In this study, it was presumed that activation of D₃ receptors by 7-OH-DPAT in the anterior segment of the eye would result in ocular hypotension. In experiments testing the ocular hydrodynamic effects of 7-OH-DPAT, the antagonists U-99194A, UH232, raclopride, and spiperone were used because of their relative selectivity for D₃ and/or D₂ receptors.
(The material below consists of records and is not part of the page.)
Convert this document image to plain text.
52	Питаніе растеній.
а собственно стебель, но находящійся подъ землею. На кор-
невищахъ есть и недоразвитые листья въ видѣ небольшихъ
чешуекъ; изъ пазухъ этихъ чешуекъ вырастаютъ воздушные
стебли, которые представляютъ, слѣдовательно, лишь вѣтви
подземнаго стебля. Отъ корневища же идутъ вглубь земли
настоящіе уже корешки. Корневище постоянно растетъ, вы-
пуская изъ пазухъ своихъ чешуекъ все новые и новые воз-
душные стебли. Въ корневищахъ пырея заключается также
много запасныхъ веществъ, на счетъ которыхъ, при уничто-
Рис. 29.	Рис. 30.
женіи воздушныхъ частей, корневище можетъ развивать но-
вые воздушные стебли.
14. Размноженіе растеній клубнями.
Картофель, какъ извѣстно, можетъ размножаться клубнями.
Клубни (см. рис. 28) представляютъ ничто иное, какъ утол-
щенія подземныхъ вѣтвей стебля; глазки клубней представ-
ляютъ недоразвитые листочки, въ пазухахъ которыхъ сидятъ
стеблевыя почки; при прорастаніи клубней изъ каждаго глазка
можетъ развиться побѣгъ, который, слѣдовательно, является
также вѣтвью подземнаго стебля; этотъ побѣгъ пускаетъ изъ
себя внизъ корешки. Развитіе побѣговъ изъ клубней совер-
Experimental data showed the greater effectiveness of U-99194A's, UH232's, and raclopride's antagonistic action on the ocular hypotensive action of the relatively selective D₃ receptor agonist 7-OH-DPAT. Because spiperone induced no antagonism of the ocular hypotensive effect of 7-OH-DPAT, D₂ receptors are not considered to be a principal site of action of 7-OH-DPAT in the anterior segment of the eye. Alternatively, the data resulting from the use of U-99194A suggest that 7-OH-DPAT lowered IOP, in part, by activation of D₃ receptors in the anterior segment of eye.

Previous studies showed that TNPA, a D₂ dopamine receptor agonist, reduced the aqueous humor flow rate in rabbits (Ogidigben et al., 1993). To date, there have been limited studies examining the hydrodynamic mechanism(s) by which the D₃-preferring receptor agonist 7-OH-DPAT lowers IOP of normal rabbit eyes. The experimental outcomes described in this report demonstrate that the IOP-lowering effect of 7-OH-DPAT also might be due to inhibition of aqueous humor formation. Because the ciliary body is the site of aqueous humor formation (Cole, 1977), it is suggested that ciliary body represented a potential site of action for 7-OH-DPAT-induced ocular hypotension. However, these data do not preclude an ability of 7-OH-DPAT to lower IOP by other mechanisms based on a modest, residual response in sympathectomized eyes.

Because 7-OH-DPAT was hypothesized to lower IOP in normal rabbits, in part, by suppressing sympathetic neuronal function, it was considered important to determine whether the potential site of action of this drug was on postganglionic sympathetic nerve endings in the anterior segment. To confirm the presumed site of action, it was essential to localize D₃ receptors on the postganglionic sympathetic nerve endings of ciliary body. Recently, dopamine (D₂) receptors in ciliary body were identified by immunohistochemistry (Chu et al., 1999a). To date, the influence of sympathectomy on the integrity of D₃ receptors has not been investigated in the ciliary body of rabbit eyes by immunohistochemical techniques. To confirm the involvement of D₃ receptors, sites in ciliary process were identified by immunofluorescent staining with antibodies to D₃ receptors. Results from these immunolocalization experiments demonstrated that D₃ receptors were present on postganglionic sympathetic nerves in the ciliary processes of normal rabbit. In contrast, minimally detectable fluorescence was observed in the ciliary processes of sympathectomized rabbit eyes. This constitutes the first report of dopamine (D₃) receptors on postganglionic sympathetic nerves within the ciliary processes of normal rabbits identified by immunohistochemistry.

Based on the data presented, it is concluded that 1) the IOP-lowering effect caused by 7-OH-DPAT was due, in part, to the suppression of aqueous humor flow; 2) immunohistochemical data confirms the present of D₃ receptors in the ciliary body of normal rabbits and is consistent with the presumed site of the IOP-lowering effects by D₃ receptor agonist 7-OH-DPAT; 3) the lack of 7-OH-DPAT-induced ocular hypotension in sympathetically denervated rabbit eyes and the decreased fluorescence in the ciliary processes from sympathetically denervated eyes provided additional evidence of a site of action of 7-OH-DPAT on postganglionic sympathetic nerves; and 4) antagonism of 7-OH-DPAT-induced ocular hypotension by the D₃ receptor antagonists UH232 and U-99194A, coupled with the immunohistochemical data, suggest that one of the primary sites of D₃ receptor-mediated action is located on postganglionic sympathetic nerve endings in the ciliary body.